14 September 2011

My Current Training Plan

Okay, I just want to start off with this.  My wife and I usually have some type of green smoothie as part of our breakfast.  We've been giving our son, who's 19 months old, a little as well.  Sometimes he likes it and other times he doesn't.  Well this morning we had eggs and toast along with it and he was dipping his toast into his green smoothie--definitely more daring than I.  He was eating it, funny kid.

Alright, so I thought it would be good to tell you exactly what my training plan is currently and how I came to doing it.  So I started reading Daniels' Running Formula as I've mentioned in previous posts (What do Deepak Chopra, Jack Daniels and Jack Canfield all have in common? and I'm going to rest) and I realized that I was overtraining; pushing my body too hard.  I thought that as long as I was eating incredibly well, getting more than enough rest and thinking positive thoughts that I could push my body as hard as I wanted to and I would become incredible faster than normal.  Well it turns out that plan didn't work so well.  I was getting tired, my foot started to feel stress-fracturey. (Meaning like I felt a potential stress fracture coming on.  How could I even know this? You may be asking.  Well I had a stress fracture in both feet two years ago from going to fast, too soon, without a strong enough base of training and before I even saw a doctor and he confirmed it I was sure it was a stress fracture, but anyways...) So I felt like that, started reading the book, which then shifted my running, training paradigm.  

I calculate that in order to get where I want to be I need to peak around May.  That gives me around 36 weeks for training.  Daniels recommends to split the training into 4 phases.  The first phase is a relatively easy phase where all you're doing is easy and long runs.  You start out at a certain amount of mileage that you feel comfortable doing, and then if the amount is feeling easy/manageable then every 3 weeks you can increase 1 mile onto your weekly total for every workout session you're doing.  If that doesn't make sense, read my post on For the Beginner, Beginner: How to Get Started. So I had been doing 8-12 miles daily and I knew that I could semi-comfortably do two workouts of 3 miles a piece 5 days a weeks with a six-miler on Saturday morning.  36 miles each week.  In 3 weeks I'll bump that up by a maximum of 10 miles, we'll see when we get there.

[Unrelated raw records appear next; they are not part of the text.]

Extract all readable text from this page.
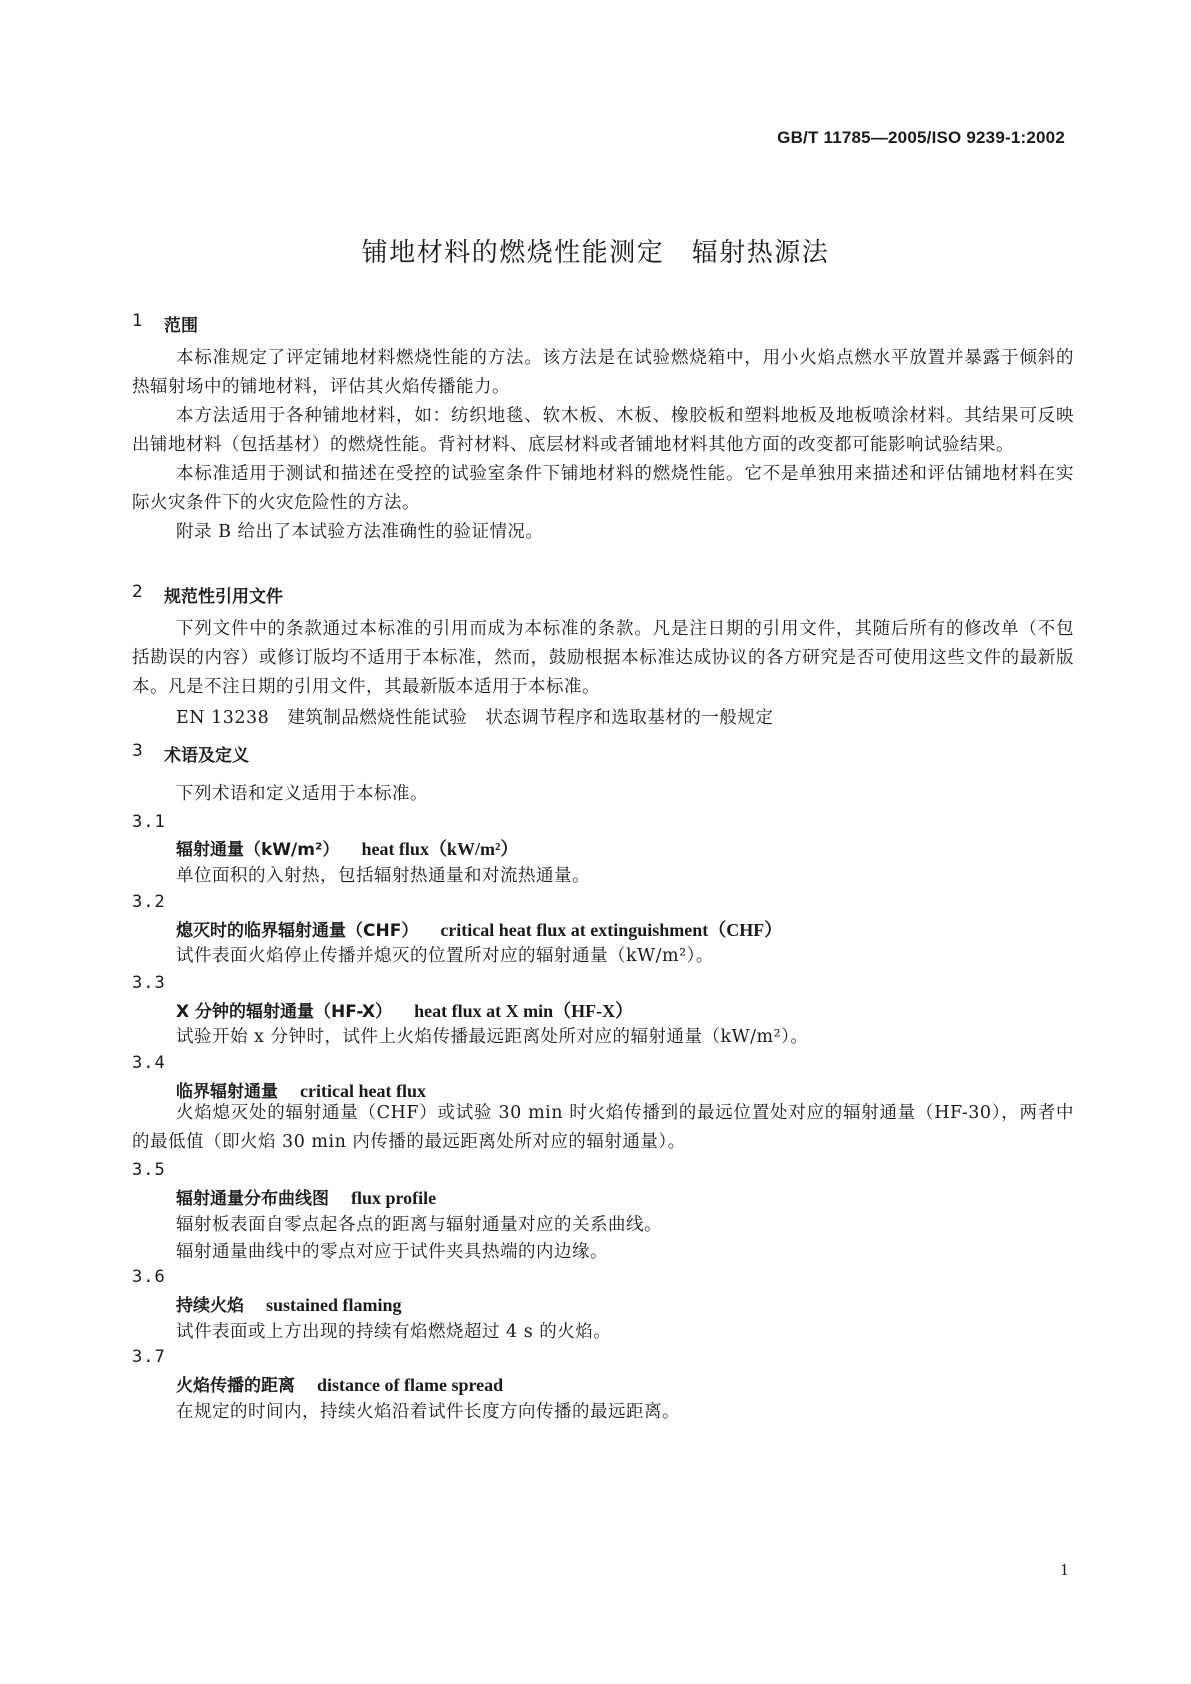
GB/T 11785—2005/ISO 9239-1:2002
铺地材料的燃烧性能测定　辐射热源法
1 范围

本标准规定了评定铺地材料燃烧性能的方法。该方法是在试验燃烧箱中，用小火焰点燃水平放置并暴露于倾斜的热辐射场中的铺地材料，评估其火焰传播能力。

本方法适用于各种铺地材料，如：纺织地毯、软木板、木板、橡胶板和塑料地板及地板喷涂材料。其结果可反映出铺地材料（包括基材）的燃烧性能。背衬材料、底层材料或者铺地材料其他方面的改变都可能影响试验结果。

本标准适用于测试和描述在受控的试验室条件下铺地材料的燃烧性能。它不是单独用来描述和评估铺地材料在实际火灾条件下的火灾危险性的方法。

附录 B 给出了本试验方法准确性的验证情况。

2 规范性引用文件

下列文件中的条款通过本标准的引用而成为本标准的条款。凡是注日期的引用文件，其随后所有的修改单（不包括勘误的内容）或修订版均不适用于本标准，然而，鼓励根据本标准达成协议的各方研究是否可使用这些文件的最新版本。凡是不注日期的引用文件，其最新版本适用于本标准。

EN 13238　建筑制品燃烧性能试验　状态调节程序和选取基材的一般规定
3 术语及定义
下列术语和定义适用于本标准。
3.1
辐射通量（kW/m²） heat flux（kW/m²）
单位面积的入射热，包括辐射热通量和对流热通量。
3.2
熄灭时的临界辐射通量（CHF） critical heat flux at extinguishment（CHF）
试件表面火焰停止传播并熄灭的位置所对应的辐射通量（kW/m²）。
3.3
X 分钟的辐射通量（HF-X） heat flux at X min（HF-X）
试验开始 x 分钟时，试件上火焰传播最远距离处所对应的辐射通量（kW/m²）。
3.4
临界辐射通量 critical heat flux

火焰熄灭处的辐射通量（CHF）或试验 30 min 时火焰传播到的最远位置处对应的辐射通量（HF-30），两者中的最低值（即火焰 30 min 内传播的最远距离处所对应的辐射通量）。

3.5
辐射通量分布曲线图 flux profile
辐射板表面自零点起各点的距离与辐射通量对应的关系曲线。
辐射通量曲线中的零点对应于试件夹具热端的内边缘。
3.6
持续火焰 sustained flaming
试件表面或上方出现的持续有焰燃烧超过 4 s 的火焰。
3.7
火焰传播的距离 distance of flame spread
在规定的时间内，持续火焰沿着试件长度方向传播的最远距离。
1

Now for all my runs I run at the same pace, for now, and that is the E pace of 7:38 per mile.  Based on my most recent time in the 5K of 17:38 I score about a 58 on Daniels' scoring system called VDOT.  He's got another page that then calculates according to the VDOT what the E pace (or Easy Pace) should be.  It also calculates what the tempo run pace should be, what the marathon pace should be, interval training pace for different distances and repetition training for different distances should be.  So I run 36 miles per week at 7:38 per mile.  I really want a GPS watch, but for now my system of MapMyRun.com with my good Timex watch is working fine--I just feel a little restricted that's all.  There's a little more as far as stretching and a circuit/plyometric/calisthenic workout, but I'll get to that tomorrow or something. Peace. 

1 comment:

  1. I may not post every time, but I will read and am interested to see how things go. Good Luck.